Parma, nunmehr Italien, also ein Ort der Finsternis? Über drei
Jahrhunderte existierte es als Herzogtum Parma und durchlief eine
unauffällige, aber sehr europäische Geschichte. Im
16. Jahrhundert gegründet als Lehen für einen
illegitimen Sohn des Papstes, von den Bourbonen und Habsburgern
regiert, von Napoleons Truppen besetzt und schließlich Teil
des Königreichs Sardinien. Kunstkennern ist die Kunstsammlung
des ersten Herrschergeschlechts, der Farnese, wohl ein Begriff, aber
ansonsten blieben ihre Herrscher unsichtbar für die
Geschichte.

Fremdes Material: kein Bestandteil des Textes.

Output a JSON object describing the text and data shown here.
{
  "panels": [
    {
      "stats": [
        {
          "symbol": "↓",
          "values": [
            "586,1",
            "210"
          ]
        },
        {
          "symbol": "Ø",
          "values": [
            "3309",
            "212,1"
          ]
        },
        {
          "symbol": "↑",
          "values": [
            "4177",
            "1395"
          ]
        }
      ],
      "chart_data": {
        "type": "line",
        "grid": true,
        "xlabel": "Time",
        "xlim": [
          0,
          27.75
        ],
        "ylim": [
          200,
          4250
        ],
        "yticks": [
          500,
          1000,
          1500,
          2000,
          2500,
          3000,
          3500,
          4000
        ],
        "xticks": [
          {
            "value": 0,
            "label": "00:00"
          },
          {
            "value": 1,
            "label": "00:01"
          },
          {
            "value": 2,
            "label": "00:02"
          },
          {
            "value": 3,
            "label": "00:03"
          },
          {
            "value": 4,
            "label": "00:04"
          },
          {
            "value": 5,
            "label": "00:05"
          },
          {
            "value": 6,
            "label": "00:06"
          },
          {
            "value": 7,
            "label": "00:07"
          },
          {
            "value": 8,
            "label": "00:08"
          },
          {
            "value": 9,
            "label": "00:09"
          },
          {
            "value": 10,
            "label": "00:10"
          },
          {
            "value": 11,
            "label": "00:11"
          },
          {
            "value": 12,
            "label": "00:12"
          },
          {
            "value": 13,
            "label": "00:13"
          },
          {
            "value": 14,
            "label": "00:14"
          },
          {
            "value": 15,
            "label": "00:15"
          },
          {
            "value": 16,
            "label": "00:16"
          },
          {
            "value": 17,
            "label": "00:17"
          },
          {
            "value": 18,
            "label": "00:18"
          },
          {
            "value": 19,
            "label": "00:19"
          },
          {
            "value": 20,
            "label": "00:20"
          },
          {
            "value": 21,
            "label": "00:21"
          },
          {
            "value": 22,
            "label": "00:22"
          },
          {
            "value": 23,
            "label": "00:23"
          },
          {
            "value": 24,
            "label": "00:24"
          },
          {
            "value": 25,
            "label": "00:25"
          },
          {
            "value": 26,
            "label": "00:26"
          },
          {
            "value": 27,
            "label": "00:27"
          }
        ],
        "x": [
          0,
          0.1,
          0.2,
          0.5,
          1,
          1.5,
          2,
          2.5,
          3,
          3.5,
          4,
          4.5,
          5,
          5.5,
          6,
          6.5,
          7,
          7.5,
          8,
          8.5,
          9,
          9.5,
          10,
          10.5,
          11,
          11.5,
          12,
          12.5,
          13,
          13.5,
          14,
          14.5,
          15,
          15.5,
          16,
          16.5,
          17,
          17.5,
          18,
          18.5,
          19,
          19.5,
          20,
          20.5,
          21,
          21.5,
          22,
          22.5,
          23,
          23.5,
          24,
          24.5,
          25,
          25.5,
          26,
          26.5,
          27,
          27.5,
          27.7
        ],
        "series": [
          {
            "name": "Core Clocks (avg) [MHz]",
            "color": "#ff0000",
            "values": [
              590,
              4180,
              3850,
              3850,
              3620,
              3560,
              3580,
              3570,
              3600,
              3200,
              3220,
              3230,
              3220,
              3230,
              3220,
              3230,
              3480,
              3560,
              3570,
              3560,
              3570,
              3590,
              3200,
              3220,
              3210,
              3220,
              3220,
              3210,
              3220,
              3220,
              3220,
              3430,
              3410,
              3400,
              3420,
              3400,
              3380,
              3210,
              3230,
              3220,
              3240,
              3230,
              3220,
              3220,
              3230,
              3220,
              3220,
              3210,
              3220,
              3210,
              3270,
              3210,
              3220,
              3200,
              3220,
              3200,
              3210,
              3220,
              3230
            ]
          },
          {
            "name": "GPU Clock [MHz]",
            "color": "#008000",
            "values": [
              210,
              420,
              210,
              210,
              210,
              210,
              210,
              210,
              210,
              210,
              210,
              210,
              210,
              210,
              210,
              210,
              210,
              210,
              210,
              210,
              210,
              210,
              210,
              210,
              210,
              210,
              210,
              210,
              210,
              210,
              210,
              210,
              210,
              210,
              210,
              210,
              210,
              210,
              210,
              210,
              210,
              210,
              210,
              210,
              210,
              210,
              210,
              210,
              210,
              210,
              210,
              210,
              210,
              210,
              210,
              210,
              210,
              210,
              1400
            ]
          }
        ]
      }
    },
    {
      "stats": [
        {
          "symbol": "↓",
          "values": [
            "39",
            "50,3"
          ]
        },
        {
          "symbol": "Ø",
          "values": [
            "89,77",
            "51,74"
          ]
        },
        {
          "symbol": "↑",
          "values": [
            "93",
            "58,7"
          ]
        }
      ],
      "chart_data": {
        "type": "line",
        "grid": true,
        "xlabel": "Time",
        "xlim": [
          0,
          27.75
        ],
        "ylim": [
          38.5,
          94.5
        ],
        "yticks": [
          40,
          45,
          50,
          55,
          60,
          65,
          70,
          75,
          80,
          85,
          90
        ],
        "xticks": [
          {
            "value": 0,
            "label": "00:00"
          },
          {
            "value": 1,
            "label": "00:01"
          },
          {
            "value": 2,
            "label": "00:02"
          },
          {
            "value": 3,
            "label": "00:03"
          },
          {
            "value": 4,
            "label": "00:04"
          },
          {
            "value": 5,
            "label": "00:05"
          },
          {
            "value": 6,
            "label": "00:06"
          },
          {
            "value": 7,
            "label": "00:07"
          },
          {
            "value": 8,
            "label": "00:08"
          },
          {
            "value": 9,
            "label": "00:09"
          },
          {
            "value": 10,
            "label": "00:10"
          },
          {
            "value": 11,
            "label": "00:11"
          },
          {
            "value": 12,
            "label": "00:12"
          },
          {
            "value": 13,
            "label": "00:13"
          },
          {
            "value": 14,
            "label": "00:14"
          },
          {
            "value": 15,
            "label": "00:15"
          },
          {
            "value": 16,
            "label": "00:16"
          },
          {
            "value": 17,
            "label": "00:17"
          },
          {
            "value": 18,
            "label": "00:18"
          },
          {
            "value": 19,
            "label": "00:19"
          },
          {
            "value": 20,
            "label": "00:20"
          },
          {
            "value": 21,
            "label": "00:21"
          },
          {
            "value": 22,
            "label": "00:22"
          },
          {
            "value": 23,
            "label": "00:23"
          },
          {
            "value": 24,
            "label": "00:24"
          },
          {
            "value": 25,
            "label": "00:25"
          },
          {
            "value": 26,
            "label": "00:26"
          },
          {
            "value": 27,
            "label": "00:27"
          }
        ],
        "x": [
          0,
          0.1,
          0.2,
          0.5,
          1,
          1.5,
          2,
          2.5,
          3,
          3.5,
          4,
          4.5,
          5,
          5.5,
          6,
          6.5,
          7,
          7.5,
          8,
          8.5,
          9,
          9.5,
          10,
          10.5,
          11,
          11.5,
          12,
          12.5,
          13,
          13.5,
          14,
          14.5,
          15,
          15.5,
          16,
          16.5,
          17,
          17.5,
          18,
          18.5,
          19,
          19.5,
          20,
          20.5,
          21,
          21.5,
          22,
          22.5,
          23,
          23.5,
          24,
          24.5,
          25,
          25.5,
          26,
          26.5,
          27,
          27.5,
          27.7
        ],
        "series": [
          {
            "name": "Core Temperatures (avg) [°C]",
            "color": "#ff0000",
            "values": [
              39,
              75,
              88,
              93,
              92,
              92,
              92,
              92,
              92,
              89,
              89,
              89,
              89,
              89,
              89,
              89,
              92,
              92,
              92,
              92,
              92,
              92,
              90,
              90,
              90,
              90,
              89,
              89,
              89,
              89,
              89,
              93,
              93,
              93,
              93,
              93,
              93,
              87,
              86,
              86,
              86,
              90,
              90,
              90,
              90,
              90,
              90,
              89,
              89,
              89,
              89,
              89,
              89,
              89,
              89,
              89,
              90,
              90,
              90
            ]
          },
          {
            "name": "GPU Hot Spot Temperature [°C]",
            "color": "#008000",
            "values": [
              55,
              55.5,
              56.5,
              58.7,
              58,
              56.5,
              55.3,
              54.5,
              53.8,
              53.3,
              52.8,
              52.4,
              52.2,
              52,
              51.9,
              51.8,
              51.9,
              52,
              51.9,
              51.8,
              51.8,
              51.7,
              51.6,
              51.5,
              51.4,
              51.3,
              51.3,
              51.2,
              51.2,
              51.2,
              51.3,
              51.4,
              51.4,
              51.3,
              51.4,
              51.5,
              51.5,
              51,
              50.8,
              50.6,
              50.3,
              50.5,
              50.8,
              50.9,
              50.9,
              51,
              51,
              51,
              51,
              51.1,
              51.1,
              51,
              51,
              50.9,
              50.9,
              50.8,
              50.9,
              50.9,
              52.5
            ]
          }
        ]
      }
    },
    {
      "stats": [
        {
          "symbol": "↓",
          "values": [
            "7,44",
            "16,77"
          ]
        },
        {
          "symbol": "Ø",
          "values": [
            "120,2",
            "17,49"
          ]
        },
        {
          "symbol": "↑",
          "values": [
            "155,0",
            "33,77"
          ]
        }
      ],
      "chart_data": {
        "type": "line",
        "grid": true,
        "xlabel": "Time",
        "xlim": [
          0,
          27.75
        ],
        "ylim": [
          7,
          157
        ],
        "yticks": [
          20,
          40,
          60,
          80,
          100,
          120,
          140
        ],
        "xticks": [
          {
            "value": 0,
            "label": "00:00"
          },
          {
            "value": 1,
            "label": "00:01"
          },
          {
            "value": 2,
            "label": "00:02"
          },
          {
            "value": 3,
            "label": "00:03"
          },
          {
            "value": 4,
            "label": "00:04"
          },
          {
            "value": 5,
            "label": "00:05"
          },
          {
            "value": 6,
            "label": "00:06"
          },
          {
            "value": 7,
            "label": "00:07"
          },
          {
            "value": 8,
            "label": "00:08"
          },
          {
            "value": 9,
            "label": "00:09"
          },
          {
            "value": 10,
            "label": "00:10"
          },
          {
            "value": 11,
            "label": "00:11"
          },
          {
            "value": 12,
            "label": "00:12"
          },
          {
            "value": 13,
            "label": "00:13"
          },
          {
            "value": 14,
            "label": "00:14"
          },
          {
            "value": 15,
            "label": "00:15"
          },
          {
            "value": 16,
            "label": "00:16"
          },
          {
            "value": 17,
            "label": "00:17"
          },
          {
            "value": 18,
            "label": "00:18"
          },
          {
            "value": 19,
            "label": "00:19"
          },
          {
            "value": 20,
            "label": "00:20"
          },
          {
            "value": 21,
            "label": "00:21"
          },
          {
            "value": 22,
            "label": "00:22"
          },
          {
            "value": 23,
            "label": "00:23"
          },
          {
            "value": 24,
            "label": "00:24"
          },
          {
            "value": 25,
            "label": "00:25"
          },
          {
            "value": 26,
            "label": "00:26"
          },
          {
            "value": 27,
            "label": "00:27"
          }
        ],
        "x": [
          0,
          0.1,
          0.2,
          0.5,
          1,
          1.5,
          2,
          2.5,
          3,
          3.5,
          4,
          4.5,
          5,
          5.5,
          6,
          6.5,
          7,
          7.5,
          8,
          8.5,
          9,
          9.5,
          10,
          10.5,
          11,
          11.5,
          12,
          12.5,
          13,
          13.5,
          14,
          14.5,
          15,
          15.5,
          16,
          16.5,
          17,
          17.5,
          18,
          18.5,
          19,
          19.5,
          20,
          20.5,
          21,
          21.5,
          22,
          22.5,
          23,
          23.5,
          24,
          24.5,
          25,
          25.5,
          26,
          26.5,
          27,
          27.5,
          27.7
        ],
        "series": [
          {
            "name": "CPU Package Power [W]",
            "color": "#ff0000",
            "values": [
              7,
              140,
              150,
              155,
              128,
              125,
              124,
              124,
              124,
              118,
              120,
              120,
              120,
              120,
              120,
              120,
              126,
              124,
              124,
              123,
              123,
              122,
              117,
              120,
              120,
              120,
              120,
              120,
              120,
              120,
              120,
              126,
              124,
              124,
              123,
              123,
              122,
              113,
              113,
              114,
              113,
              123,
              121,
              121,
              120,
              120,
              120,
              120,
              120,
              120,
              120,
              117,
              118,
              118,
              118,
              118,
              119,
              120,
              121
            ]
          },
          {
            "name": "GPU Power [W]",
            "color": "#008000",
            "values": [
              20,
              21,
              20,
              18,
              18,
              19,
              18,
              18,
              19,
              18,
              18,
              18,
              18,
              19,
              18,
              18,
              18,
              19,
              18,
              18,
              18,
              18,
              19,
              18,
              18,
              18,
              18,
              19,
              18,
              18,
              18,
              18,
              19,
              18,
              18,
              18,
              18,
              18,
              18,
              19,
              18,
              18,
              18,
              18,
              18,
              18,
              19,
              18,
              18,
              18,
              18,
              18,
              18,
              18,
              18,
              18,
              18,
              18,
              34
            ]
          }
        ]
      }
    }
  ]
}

Bis jetzt. Bis auf Ferdinand von Parma, Enkel des
französischen Königs und Sohn einer Mutter, die ihn
zu einem Vorzeigefürsten der französischen
Aufklärung machen wollte und damit einen Gegenentwurf zum
Einfluss des italienischen Klerus.
Zwölf Jahre lang befand sich der Infant in strenger
Abgeschlossenheit mit seinen Lehrern. Hochangesehene Vertreter der
Aufklärung wie Condillac, dessen Philosophie die
Encyclopédie von Diderot und d'Alembert inspiriert hat, die
Patres Jacquier und LeSeur, deren physikalische Abhandlungen als
Standardwerke, galten sowie Abbe Millot, Historiker und
zukünftiges Mitglied der Académie
française, der den Gedanken Montesqieus und Voltaires
verpflichtet war. Er wird unterrichtet in Astronomie, Mathematik,
Navigation, Musik und Zeichnen, in Latein, Französisch und
Englisch. Der Unterricht erfolgt praktisch rund um die Uhr, die dazu
nötige Disziplin unterstützt mit einer Vielzahl von
Strafen. Kindheit war dabei nicht vorgesehen.
Das Kind versuchte früh, sich Nischen zu schaffen. Seine
Studierstube verwandelt er heimlich in eine Kapelle, er verehrte
Reliquien und Heilige. Gekonnt und beharrlich entzog er sich damit den
Ansprüchen seiner Erzieher. Auch das ist ein Akt der
Selbstbestimmung und des Widerstandes. Nur wird es bei Ferdinand keine
Phase in seiner Entwicklung sein, sondern er blieb in dieser
pubertären Rache sein Leben lang verstrickt. Eine Zeitzeugin
bemerkte hellsichtig, dass Ferdinand mit zehn Jahren zu einem Mann
gemacht und mit zwanzig zu einem Kind wurde.
Die europäische Aufklärung basierte auf einem
Vertrauen in die Kraft der menschlichen Vernunft. Hier wird sie zu
einem verbissenen Glauben, der durch nichts, vor allem nicht durch die
Wirklichkeit, zu erschüttern ist, und erscheint deshalb um
nichts weniger irrational als der religiöse Glaube,
Frömmelei und Aberglaube, die man damit zu vertreiben hoffte.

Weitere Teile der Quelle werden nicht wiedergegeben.